So sorry you’re going through this @LavenderBee. This was incredibly difficult for me several years ago, with no pandemic complicating every issue. Must be horrific now and my heart goes out to you.
Some practical suggestions. Set up a WhatsApp group, Facebook or group text (thinking about older folk and what they may use) for all who need to be/wish to be kept informed. Tell them you’ll update when you get any news because it’s really difficult to keep everyone updated otherwise. Tell them you appreciate their concern and support because when restrictions hopefully relax, you may be glad of help from some of your dad’s supporters. Your mum certainly will need them.
Separate WhatsApp for close family, where you can discuss logistics, make decisions together quickly etc.
Allocate one family member only to communicate with the hospital. As an ex nurse myself, it’s sometimes frustrating when multiple family members call in for info, especially during busy periods of time. Also, the more that call, the more that can confuse the story. So pick the best person to represent you and your dad and agree that together. As per previous suggestion, hard facts on WhatsApp, so everyone knows at the same time. This will then prevent any family disagreements. And trust me; these happen at times of stress, even in the most friendly of families.

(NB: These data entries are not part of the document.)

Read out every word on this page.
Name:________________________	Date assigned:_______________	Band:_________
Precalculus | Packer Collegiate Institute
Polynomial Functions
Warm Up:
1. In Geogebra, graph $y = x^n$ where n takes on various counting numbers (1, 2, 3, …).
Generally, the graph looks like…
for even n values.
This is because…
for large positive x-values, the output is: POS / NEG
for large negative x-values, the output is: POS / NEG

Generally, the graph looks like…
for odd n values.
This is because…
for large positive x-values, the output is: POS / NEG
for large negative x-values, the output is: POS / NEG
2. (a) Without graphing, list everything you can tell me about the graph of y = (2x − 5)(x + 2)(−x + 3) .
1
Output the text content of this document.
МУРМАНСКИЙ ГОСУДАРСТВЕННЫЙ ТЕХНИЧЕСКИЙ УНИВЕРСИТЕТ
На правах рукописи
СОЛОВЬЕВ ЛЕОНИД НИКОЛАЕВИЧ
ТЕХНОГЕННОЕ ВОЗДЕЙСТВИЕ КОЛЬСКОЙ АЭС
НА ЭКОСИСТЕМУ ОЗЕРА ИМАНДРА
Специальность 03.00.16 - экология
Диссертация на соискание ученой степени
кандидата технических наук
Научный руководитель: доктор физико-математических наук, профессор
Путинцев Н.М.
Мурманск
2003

ICU was never my field, so no practical advice there as I don’t know enough about it. But don’t be afraid to ask one of the nurses if they think you should make a phone appointment to speak to your dad’s hospital consultant.
Remember to ask the nurses if your dad needs anything practical delivering to the ICU.
Finally, find a friend or family member who you can talk to. Don’t keep your feelings bottled up. This could be a long haul, so find a way to keep yourself mentally strong enough to take each day as it comes.